It actually took me twice to watch the film before I could review it. The first time, I realized I was watching a criminally underrated film that had been all but buried by Silence of the Lambs. You see, this had been the first adaptation of a Hannibal Lecter (spelled Lecktor in this film for some reason) novel. As such, it serves as a wonderful example of how two completely different filmmakers approach the same material. However, as much as the film worked, I thought many of the box blurbs (ie, those unusual quotes on the box making it seem like the contents of the DVD can cure cancer or at least gingivitis) were overdone. One even proclaimed this to be superior to Silence of the Lambs. I was laughing at such quotes. How can anything compare?

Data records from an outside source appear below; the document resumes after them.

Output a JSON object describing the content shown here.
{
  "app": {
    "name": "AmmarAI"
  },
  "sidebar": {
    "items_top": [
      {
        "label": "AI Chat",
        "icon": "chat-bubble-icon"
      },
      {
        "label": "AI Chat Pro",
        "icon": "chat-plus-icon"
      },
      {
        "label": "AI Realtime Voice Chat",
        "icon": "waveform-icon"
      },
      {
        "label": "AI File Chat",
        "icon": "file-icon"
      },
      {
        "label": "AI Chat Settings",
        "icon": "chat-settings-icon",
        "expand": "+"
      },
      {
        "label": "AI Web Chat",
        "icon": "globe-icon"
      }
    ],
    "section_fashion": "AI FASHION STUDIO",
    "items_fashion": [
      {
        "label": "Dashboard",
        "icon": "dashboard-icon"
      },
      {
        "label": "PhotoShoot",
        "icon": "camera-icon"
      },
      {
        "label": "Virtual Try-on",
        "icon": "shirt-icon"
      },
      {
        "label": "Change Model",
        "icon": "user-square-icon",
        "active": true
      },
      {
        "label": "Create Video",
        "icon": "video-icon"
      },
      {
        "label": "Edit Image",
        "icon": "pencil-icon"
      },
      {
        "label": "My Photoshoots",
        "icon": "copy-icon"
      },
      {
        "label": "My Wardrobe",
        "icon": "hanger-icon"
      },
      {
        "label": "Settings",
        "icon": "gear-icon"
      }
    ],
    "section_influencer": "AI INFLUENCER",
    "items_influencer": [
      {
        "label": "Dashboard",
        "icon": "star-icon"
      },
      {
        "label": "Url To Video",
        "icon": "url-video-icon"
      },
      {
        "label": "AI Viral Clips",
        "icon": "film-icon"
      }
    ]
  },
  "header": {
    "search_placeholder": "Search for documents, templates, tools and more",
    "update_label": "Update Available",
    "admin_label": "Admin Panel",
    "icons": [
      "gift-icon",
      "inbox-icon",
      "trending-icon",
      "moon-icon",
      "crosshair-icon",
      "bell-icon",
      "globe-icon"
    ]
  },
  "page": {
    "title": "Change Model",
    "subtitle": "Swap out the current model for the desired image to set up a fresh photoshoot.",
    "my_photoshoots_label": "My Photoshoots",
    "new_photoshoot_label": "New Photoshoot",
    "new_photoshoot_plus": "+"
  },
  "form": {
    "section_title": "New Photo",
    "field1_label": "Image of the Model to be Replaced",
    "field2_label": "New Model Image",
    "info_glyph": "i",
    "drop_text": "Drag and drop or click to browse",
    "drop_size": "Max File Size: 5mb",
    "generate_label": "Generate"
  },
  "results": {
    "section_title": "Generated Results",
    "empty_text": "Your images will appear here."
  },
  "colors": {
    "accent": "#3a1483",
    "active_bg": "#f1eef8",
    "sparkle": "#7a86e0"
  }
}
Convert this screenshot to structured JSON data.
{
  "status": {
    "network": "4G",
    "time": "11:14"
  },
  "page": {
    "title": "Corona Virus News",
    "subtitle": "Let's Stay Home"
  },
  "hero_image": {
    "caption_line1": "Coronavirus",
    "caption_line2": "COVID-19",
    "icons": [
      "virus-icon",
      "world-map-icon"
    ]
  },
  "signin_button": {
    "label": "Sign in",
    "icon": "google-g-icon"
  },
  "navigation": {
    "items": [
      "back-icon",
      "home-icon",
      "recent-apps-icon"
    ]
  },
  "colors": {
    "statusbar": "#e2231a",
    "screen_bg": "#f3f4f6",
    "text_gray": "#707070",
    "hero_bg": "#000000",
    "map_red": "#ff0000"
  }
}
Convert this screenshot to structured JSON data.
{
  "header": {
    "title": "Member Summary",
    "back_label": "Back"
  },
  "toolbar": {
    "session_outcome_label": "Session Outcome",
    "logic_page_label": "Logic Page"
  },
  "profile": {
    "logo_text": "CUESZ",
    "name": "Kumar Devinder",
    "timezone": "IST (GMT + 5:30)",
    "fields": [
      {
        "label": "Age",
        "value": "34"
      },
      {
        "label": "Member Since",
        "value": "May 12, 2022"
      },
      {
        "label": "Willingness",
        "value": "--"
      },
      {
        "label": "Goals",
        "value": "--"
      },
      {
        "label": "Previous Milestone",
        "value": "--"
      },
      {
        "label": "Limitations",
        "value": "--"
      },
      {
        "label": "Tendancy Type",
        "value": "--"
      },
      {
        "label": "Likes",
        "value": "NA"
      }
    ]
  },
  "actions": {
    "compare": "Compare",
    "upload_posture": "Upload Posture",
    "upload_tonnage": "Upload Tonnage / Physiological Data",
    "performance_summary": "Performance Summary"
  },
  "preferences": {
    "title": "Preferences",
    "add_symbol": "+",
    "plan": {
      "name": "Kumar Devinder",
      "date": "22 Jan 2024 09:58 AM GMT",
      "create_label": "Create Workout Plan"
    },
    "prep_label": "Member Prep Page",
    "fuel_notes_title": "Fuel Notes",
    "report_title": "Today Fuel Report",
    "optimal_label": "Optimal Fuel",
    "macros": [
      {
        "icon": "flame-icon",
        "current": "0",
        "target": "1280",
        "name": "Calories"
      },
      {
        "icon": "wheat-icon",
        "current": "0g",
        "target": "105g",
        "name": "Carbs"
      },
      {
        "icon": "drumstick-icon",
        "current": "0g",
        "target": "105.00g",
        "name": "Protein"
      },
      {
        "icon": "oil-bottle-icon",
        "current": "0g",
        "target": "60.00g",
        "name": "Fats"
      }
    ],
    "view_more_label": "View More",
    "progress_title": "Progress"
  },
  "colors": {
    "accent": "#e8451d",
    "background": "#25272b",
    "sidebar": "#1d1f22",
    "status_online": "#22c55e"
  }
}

The second time, I realized something. Entertainment Weekly’s quote about it being “better than Silence of the Lambs” was not completely unfounded. Well, alright, Silence is still the superior film. But this was more than just an overlooked film. This was a masterpiece of suspense that is one of the best films Michael Mann (yes, Heat and Collateral Michael Mann) has ever made.
I feel guilty even recapping the plot. Oh well, here it goes: William Graham (William Petersen) is dragged out of retirement to track down the “Tooth Fairy” (Tom Noonan). He briefly seeks help from the captured Dr. Hannibal Lecktor (Brian Cox) before trying to find the serial killer before he can attack his family.
In other words, this is the exact same plot as 2002’s Red Dragon. Of course, they are adapted from the same book. But Manhunter uses the material to far better ends. For one, it uses the same meticulous detail with its FBI investigation as Silence. One scene in Silence even recalls Manhunter. Clarice Starling was forced to enter Lecter’s mind. Yet this was dangerous territory and no real scene in Silence of the Lambs captured that terror. Manhunter did. Graham, time and time again, replayed the crimes in his head to disturbing detail. He is slowly going as mad as the people he chases.
“What was my disadvantage?” Lecktor asks Graham
Yet is Lecktor the only one who is insane? Is Graham and the FBI becoming as callous and unfeeling as Lecktor and the Tooth Fairy had been. Manhunter doesn’t answer, but at least is not afraid to ask. So many scenes here recall that dialogue, be it an agent laughing at the Tooth Fairy’s sexual problems or Graham’s dreams. Later filmmakers (especially Ratner) never bothered to address this. To them, it was about the killers. Mann knew differently.
Also, frankly, Manhunter is the only film that uses Lecter as intended by Thomas Harris. Lecter was a supporting character. He was used as a foil to the agents. Yet the agents are the focus of the work. People forget that Anthony Hopkins was only on screen for 17 minutes of Silence of the Lambs. Why? The focus was Clarice. Ratner’s Red Dragon morphed into a sort of Hannibal 2 with Hopkins upstaging Edward Norton at every possible moment. That was not how it was supposed to be.
In Manhunter, Cox and Petersen are on an even level. Granted, Cox is in the film for only three scenes. However, we find as much about the character in those few scenes as Hopkins did in the running time of Hannibal. Cox is cunning, intelligent, methodical, and hungers for revenge. The viewers get a complete character in ten minutes. It takes a very talented filmmaker to accomplish this. And an equally talented actor. Cox portays a “Lecter” that is perfectly capable of standing next to Hopkins. Sadly, we never saw Cox in the role again. It would be an interesting exercise to have seen him in Silence of the Lambs.
I apologize if this review sounds too much like a comparison. Frankly, though, that is the only way to address the film at this point. People will ask if it is better than the other Lecter films. The answer is yes. It is a direct peer to Silence of the Lambs and deserves some recognition. I highly recommend this film for those who are seeking the perfect alternative to the worn out “Hannibal” series.